To make the extended team model work, you need to have established project management processes. Our Extended Team will inherit your existing structure and report directly to you or your project manager.

4. Project Management for Software Development Tips

Six central values that differentiate a trusted tech partner from bad ones:

Happiness as KPI. We focus on things that matter. We know how to take care of your business’s problems and turn them into solutions. 

Result-Oriented. We value your business the most. We are willing to help you with directions that yield great value where time is everything and doubts are detrimental. 

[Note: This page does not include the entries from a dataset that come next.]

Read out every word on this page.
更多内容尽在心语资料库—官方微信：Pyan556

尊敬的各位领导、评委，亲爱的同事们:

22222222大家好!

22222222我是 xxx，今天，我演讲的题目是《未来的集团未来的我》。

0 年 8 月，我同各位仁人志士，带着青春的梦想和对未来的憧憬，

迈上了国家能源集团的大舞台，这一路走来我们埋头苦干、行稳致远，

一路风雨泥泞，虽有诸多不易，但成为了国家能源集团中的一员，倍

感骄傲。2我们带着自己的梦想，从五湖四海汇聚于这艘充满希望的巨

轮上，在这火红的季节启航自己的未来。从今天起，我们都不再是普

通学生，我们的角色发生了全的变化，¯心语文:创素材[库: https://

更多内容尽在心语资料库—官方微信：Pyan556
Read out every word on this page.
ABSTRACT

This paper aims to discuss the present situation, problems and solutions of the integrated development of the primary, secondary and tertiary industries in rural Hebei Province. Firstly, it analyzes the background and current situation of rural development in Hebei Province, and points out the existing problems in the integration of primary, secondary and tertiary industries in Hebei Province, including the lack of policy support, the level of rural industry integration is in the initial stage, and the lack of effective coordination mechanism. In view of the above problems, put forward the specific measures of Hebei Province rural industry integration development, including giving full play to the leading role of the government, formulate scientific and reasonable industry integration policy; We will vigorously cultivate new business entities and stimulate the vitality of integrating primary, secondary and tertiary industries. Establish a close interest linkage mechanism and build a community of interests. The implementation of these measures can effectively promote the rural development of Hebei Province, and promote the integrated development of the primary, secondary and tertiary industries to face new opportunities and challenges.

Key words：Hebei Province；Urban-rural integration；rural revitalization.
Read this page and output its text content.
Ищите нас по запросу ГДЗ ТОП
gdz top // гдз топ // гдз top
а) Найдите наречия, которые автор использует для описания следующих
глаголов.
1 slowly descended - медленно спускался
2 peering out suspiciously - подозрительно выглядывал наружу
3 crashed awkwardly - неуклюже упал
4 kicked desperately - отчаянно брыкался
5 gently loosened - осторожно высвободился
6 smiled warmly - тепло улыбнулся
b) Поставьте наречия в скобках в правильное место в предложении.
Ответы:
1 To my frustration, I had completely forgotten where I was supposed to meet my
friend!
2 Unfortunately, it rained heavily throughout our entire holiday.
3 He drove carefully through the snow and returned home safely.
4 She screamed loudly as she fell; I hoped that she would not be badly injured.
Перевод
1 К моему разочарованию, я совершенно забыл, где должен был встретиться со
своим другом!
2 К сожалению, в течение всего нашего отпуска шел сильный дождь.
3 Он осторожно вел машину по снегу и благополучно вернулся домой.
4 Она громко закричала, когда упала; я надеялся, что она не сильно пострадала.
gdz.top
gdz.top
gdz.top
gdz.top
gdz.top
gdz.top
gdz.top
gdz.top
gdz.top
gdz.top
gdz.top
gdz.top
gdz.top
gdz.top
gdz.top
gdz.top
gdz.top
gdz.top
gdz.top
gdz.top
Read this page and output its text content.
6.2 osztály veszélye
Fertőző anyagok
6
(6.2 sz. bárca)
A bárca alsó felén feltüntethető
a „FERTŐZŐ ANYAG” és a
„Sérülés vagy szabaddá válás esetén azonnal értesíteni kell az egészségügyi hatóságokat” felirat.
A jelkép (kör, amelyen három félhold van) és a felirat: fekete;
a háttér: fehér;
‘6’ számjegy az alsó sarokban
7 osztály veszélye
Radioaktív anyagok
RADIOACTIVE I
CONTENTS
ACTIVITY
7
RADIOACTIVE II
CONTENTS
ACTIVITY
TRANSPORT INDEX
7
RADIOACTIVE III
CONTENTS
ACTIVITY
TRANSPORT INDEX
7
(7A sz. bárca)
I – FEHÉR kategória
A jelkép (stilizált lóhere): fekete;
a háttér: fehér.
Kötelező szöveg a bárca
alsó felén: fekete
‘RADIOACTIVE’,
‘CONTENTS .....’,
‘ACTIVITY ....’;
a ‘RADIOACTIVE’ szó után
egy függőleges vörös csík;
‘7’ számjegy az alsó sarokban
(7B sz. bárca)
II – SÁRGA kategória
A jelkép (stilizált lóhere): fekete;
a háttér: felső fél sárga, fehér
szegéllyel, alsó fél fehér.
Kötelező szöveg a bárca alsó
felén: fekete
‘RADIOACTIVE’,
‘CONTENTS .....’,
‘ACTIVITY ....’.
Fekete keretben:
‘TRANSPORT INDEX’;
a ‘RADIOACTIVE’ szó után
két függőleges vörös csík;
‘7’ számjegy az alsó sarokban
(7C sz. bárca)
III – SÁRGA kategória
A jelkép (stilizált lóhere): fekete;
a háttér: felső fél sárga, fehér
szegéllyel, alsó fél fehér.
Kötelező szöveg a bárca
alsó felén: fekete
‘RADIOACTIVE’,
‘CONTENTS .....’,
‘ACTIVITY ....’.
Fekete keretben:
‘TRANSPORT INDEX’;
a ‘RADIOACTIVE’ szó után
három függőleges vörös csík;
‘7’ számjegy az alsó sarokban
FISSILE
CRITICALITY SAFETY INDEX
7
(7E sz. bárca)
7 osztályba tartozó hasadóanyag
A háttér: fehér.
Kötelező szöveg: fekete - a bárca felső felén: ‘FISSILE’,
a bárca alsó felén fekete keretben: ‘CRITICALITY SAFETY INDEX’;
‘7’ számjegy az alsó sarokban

Narrow Expertise. We understand the balance between the industry’s best practices and adjusting to opportunities when they come knocking on the door.

Verified Seniority. We manage each team member’s qualifications, apply the Competence matrix, and create a Personal Development Plan to grow in-house professionals. 

Standardized Onboarding. We apply an Onboarding Plan to shorten the project onboarding process, so new team members are integrated into the project quickly and efficiently.

Project Health Check. We ensure that the project goes right by applying Project Health Check best practices to compare project characteristics and qualities with industry standards.